No matter how hard I try to explain things to my fellow co-workers they just cannot get it through their thick skulls how things should work. I have explained that I will not be doing certain things because I am unable to get all the information to do it properly yet every time I end up at the workplace they seem to want me to do what I cannot do.
All they really want is for me to take over their job so they can have a rest. Even though I am just the assistant in the situation. They think I am the miracle worker and know what to do without any consultation whatsoever. “Hey David please do this.” Or “do you have any good ideas?” And expect an answer right on the spot live I know every detail at the drop of a hat.

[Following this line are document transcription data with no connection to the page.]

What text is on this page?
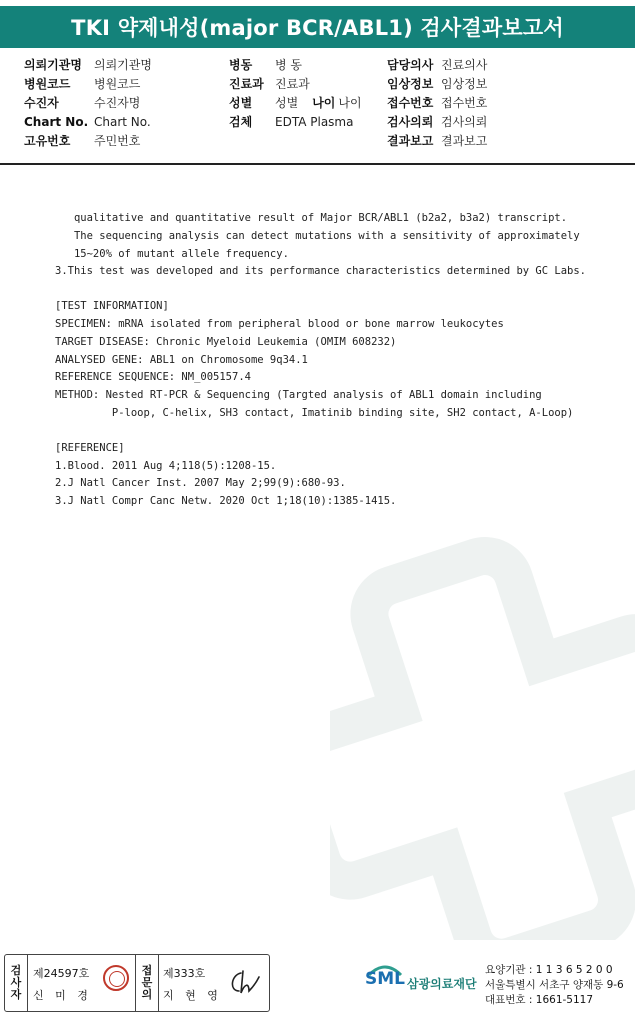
TKI 약제내성(major BCR/ABL1) 검사결과보고서
의뢰기관명 의뢰기관명
병원코드 병원코드
수진자	수진자명
Chart No. Chart No.
고유번호 주민번호
병동 병 동
진료과 진료과
성별 성별 나이 나이
검체 EDTA Plasma
담당의사 진료의사
임상정보 임상정보
접수번호 접수번호
검사의뢰 검사의뢰
결과보고 결과보고
qualitative and quantitative result of Major BCR/ABL1 (b2a2, b3a2) transcript.
The sequencing analysis can detect mutations with a sensitivity of approximately
15~20% of mutant allele frequency.
3.This test was developed and its performance characteristics determined by GC Labs.
[TEST INFORMATION]
SPECIMEN: mRNA isolated from peripheral blood or bone marrow leukocytes
TARGET DISEASE: Chronic Myeloid Leukemia (OMIM 608232)
ANALYSED GENE: ABL1 on Chromosome 9q34.1
REFERENCE SEQUENCE: NM_005157.4
METHOD: Nested RT-PCR & Sequencing (Targted analysis of ABL1 domain including
P-loop, C-helix, SH3 contact, Imatinib binding site, SH2 contact, A-Loop)
[REFERENCE]
1.Blood. 2011 Aug 4;118(5):1208-15.
2.J Natl Cancer Inst. 2007 May 2;99(9):680-93.
3.J Natl Compr Canc Netw. 2020 Oct 1;18(10):1385-1415.
검
사
자
제24597호
신 미 경
접
문
의
제333호
지 현 영
SML 삼광의료재단
요양기관 : 1 1 3 6 5 2 0 0
서울특별시 서초구 양재동 9-6
대표번호 : 1661-5117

They have no communication skills at all. They do not talk to me about anything related to the work matter. They want me to do it with no preparation at all. Yet there is a load of time to come and chat with me and talk with me, yet I sit there on a Monday all day and no one bothers to talk with me. They just come and tell me “Please do this, please do that.”
I cannot change their attitudes, I cannot change their minds. I can only react to them being blind. From now on I will just do what I need to do and that is it. I will not being dong what they want me to do nor give them ideas for what to do. I will only do what I deem necessary for those in need.
It is the only way I can stay sane. I am about half an inch away from having a mental breakdown. I cannot handle this anymore. Yet if I do not there is no help for me. As you see I am and always have been a loner. If you need help I can be there for you.
I can only ask for help when I have become a shell of my former self. Yet I will give it all for those in need. That is how I am.